Why do we always pick on the New Guy?
Why do we always pick on the New Guy?
Posted May 06, 2010
As the child of a military man, we were always on the move. Every one or two years from the ages of 5 to 18 we moved from one military base to the next. We moved so much that after a while I stopped saying goodbye to my friends before I would leave. I would just ‘split.'
My adult life hasn't been much different, as I have transferred quite a few times for jobs. At the college where I am currently employed I have only worked there for two years.
Which means I am quite familiar with the role of the new guy. As a child this always meant new friendships and sometimes exciting new environments. It also meant new bullies and as a teenage male always having to prove myself to different sets of testosterone filled adolescents.
As an adult being the new guy (or gal) takes on a different meaning. The craziness of school yard childhood bullying goes away and is often replaced by passive aggressive workplace behavior from workmates/colleagues and the occasional office tyrant.
Many of you may already know what I'm talking about, but there are a few who may have been lucky enough to have no or very pleasant 'new guy' experiences. Yet, regardless of the severity or pleasantness of the ‘new guy' experience the back and forth dance must take place.
Robert Sommers in his book Personal Space: The Basis of Behavioral Design (2008), talks about two things that affect people's behavior when first meeting each other. Those things are "territoriality" and "dominance." Sommers asserts that most people avoid trouble because they are fully aware of areas that are ‘safe' territories (usually their own) and avoid those that aren't. Further, because they are intimately familiar with the power hierarchies that exist between them and other people within their own environment there is usually no need for conflict (dominance) because arrangements, whether conscious or not, have already been determined.
Now imagine the ‘new guy' entering the new work environment. The people within the organization already have their arrangements in place. They know their roles, who is in charge, their general standing in the scheme of things and written and unwritten protocols of the organization. The new person upsets this balance and the balance has to be restored, albeit in a different way than before.

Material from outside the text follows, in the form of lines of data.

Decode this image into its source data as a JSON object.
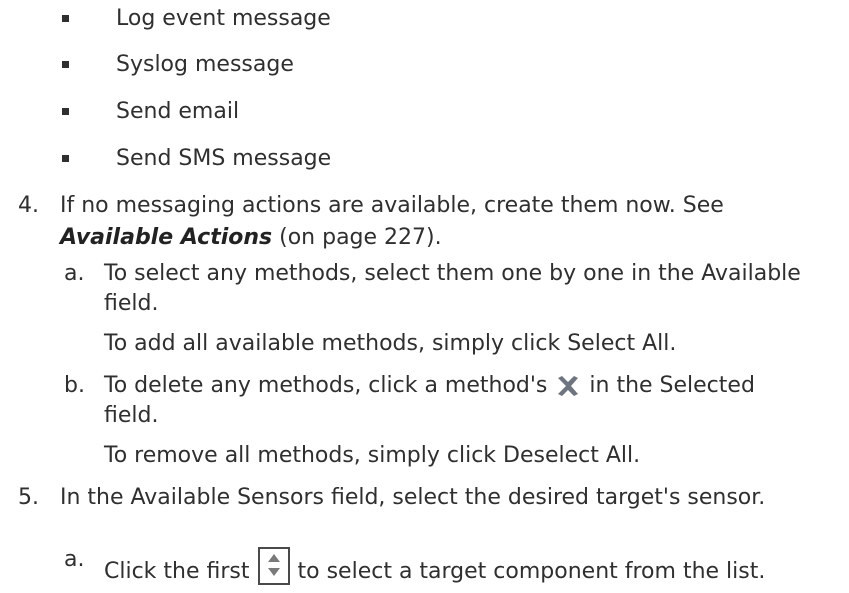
{
  "bullets": [
    "Log event message",
    "Syslog message",
    "Send email",
    "Send SMS message"
  ],
  "step4": {
    "number": "4.",
    "text1": "If no messaging actions are available, create them now. See",
    "link": "Available Actions",
    "text2": " (on page 227).",
    "a": {
      "letter": "a.",
      "text1": "To select any methods, select them one by one in the Available",
      "text2": "field.",
      "note": "To add all available methods, simply click Select All."
    },
    "b": {
      "letter": "b.",
      "text_before": "To delete any methods, click a method's ",
      "icon": "x-delete-icon",
      "text_after": " in the Selected",
      "text2": "field.",
      "note": "To remove all methods, simply click Deselect All."
    }
  },
  "step5": {
    "number": "5.",
    "text": "In the Available Sensors field, select the desired target's sensor.",
    "a": {
      "letter": "a.",
      "text_before": "Click the first ",
      "icon": "spinner-updown-icon",
      "text_after": " to select a target component from the list."
    }
  }
}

The established members of the group only have to deal with the new person once in establishing a relationship, regardless if the outcome is positive or negative. The new person has to negotiate terms with everyone in the organization.
As Sommers expressed in his research, established members use territorial claims in negotiating with newcomers and let them know immediately where they stand. These types of claims are often verbal and serve as gentle warnings. For instance, an established member may say, "Don't worry about these invoices, I always handle these." Usually, the new person (without rank) would respond to such statements with deference until they learn where their own boundaries begin and end.
However, if that fails then 'dominance' techniques will be used, depending of course, on the level of aggressiveness the established members are willing to display. But, since the workplace is not designed or tolerates such behavior, newcomers are usually at the receiving end of passive aggressive activity.
Examples of the treatment handed out to ‘new guys' in the workplace include being called a "newbie" or "rookie;" being told an inappropriate joke to see how they will respond; being ignored by someone in the hallway even after being properly introduced; having to listen to rants such as "you young people are all over the place;" and being subjected to the "stick with me and I'll show you the ropes" conversations. In severe cases, established members try to assert themselves by yelling or using threats.
What can be done?
Well, one major way to lessen 'new guy' woes is to make sure you learn as much as you can about your new environment and the role you will serve before accepting a position.Unwritten rules and informal codes always play a role in any job and sometimes can only be learned on the job, but knowing your rights, responsibilities and duties can go a long way in avoiding hassles and 'stepping on toes.'
Is there a cure-all to avoid some of the pinch of being the new guy? Not really, because people can applaud, resent or be indifferent to your arrival for the same reasons. But knowing that friction can and will occur and that its most likely not you, but the circumstance, will help you deal with situations more calmly as they arise.